Patrick McGurn of RiskMetrics spoke not of what is wanted, but of what “they’re going to get.” Proxy access is a given, he said, predicting that there would be widespread support for say on pay beyond the financial firms participating in the Troubled Asset Relief Program. McGurn chastised those officers and directors who view compensation discussion and analysis (CD&A) purely as a compliance issue when remuneration is “the most contentious issue out there.” The CII’s Amy Borrus suggested that the CD&A be used as both an “early warning system” and as an “opportunity to speak with your shareholders and draw the link between performance and pay and address it head on.”
While down on legislating corporate governance, Choi noted that advisory votes on pay is a case where investors want boards to develop their own workable solutions: “We wanted companies to take this, run with it, and come up with workable solutions that are meaningful to shareholders.”
The Next Era in Liability: The Plaintiffs’ Bar Game Plan
Moderator: Michael Smith, president, Executive Liability, a division of AIU Holdings.
Panelists: Stanley Bernstein, partner, Bernstein Liebhard; David Kistenbroker, managing partner, Katten Muchin Rosenman.
Two lawyers, often on opposite sides of an issue, debated the litigation climate in light of the financial crisis.
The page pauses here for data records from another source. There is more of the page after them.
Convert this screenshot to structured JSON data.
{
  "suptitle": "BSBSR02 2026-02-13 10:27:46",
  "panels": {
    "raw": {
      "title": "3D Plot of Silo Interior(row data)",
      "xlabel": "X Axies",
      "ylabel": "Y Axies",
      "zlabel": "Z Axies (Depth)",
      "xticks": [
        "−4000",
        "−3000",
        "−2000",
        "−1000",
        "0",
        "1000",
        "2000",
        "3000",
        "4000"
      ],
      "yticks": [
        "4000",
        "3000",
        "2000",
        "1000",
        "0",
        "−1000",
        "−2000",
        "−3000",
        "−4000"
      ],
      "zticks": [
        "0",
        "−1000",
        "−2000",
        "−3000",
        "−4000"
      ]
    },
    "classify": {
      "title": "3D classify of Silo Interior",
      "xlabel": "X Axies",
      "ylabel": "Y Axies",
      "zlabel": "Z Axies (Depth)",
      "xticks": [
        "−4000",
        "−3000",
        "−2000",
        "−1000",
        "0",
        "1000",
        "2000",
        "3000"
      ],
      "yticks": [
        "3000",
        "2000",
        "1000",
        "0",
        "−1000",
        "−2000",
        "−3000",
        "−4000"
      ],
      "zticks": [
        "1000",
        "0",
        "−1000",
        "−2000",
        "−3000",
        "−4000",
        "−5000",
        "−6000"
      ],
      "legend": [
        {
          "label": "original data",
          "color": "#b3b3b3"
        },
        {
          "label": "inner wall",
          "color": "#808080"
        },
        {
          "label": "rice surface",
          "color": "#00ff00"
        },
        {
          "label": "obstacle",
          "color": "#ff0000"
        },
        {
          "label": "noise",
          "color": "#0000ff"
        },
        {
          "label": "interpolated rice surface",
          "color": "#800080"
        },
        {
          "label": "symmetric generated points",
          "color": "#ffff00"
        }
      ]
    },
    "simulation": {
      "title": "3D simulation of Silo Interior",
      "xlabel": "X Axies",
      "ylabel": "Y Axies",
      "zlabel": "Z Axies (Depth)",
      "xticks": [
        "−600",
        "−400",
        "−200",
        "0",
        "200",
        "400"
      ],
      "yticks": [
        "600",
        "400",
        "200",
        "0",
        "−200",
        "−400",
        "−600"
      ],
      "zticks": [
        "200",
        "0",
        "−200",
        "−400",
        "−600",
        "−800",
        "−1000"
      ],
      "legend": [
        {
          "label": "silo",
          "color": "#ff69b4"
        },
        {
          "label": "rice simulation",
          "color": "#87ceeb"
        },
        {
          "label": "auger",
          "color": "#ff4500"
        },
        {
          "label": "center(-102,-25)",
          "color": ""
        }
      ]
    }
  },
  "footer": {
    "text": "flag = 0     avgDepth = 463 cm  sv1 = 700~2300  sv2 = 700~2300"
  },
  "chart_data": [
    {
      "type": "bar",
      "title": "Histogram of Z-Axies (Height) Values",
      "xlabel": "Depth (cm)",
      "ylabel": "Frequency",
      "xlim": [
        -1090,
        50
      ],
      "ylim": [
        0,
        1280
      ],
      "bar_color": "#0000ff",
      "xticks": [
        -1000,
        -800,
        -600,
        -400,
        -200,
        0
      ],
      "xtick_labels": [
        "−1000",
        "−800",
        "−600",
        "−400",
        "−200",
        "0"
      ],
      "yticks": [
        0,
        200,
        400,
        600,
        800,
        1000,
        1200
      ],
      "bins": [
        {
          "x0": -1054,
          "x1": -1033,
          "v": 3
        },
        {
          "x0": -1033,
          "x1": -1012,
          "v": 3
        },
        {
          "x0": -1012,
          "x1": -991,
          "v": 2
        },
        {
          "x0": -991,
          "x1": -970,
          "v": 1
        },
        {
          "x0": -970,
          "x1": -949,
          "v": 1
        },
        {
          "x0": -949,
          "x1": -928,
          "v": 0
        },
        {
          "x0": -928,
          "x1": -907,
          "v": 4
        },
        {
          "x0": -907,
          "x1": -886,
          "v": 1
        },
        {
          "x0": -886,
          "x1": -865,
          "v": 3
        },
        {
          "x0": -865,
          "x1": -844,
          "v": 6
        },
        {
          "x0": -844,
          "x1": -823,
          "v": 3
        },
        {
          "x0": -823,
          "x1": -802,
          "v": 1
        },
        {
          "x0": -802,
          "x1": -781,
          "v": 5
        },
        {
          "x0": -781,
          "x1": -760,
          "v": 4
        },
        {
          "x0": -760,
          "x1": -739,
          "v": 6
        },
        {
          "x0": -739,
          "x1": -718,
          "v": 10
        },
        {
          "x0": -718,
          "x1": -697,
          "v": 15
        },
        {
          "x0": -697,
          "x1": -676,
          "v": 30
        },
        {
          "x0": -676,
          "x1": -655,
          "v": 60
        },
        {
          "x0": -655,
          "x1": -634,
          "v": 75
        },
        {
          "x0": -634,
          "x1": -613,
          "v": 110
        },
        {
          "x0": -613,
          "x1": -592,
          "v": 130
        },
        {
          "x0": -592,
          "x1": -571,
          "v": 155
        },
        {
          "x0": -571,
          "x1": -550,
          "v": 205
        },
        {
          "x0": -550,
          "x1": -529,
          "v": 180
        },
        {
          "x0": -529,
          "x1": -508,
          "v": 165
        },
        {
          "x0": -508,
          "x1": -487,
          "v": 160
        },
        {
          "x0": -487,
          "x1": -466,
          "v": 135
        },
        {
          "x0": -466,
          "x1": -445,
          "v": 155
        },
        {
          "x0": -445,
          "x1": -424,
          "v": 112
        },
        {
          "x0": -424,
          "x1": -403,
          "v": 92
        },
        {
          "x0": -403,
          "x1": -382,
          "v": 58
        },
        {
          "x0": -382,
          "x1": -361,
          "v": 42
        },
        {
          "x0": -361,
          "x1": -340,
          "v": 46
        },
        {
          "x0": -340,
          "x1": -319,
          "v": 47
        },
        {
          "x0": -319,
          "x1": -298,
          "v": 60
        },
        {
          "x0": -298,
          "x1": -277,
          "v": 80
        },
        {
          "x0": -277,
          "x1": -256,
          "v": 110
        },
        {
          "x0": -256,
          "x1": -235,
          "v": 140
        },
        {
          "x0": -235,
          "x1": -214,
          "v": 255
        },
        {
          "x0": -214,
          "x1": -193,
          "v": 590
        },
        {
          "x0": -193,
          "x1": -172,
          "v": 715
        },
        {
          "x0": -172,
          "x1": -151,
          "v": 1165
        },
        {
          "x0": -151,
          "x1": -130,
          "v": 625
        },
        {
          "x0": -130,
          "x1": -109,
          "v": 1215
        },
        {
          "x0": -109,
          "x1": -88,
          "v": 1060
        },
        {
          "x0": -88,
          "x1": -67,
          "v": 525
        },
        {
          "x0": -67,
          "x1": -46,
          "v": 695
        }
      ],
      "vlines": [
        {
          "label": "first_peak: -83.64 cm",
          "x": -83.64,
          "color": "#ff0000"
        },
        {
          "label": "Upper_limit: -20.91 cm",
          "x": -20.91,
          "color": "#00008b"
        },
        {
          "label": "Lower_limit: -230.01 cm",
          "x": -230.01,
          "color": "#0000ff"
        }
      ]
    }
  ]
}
One thing they discovered they agreed on is the acceleration of litigation stemming from or directly related to the economic crisis.
David Kistenbroker said that the rate of lawsuits filed against Corporate America would continue to rise, and warned that a recent change at the Securities and Exchange Commission—now only one commissioner needs to sign off on a request for a subpoena rather than all five—creates “a whole new ballgame.” Kistenbroker expects to see an impending barrage in litigation related to executive compensation: “Attorney generals, the SEC, and the Department of Justice are going to be very aggressive,” he said, noting that “in the civil realm, Bernstein and his colleagues on the plaintiffs’ bar have not been taking any time off.
Bernstein, a leading plaintiffs’ lawyer who most recently chaired the plaintiff’s committee on IPO Securities Litigation that resulted in a settlement of $586 million, said his firm is now doing “a lot of work with the various states.” He defended his work by reading portions of the Schumer bill, which cites widespread failure of corporate governance and boards’ lack of accountability to shareholders for the economic crisis. “There is a sea change,” Bernstein said. “At one time, Schumer was the biggest friend of public companies and no friend of the plaintiffs’ bar, and that should serve to caution directors more than ever before.”
As for the plaintiffs’ bar, Bernstein was matter of fact: “We want money. So, it’s going to be an active litigation arena and money is going to be the primary focus rather than corporate governance reforms—that’s our mandate and we’re incentivized to get the money.”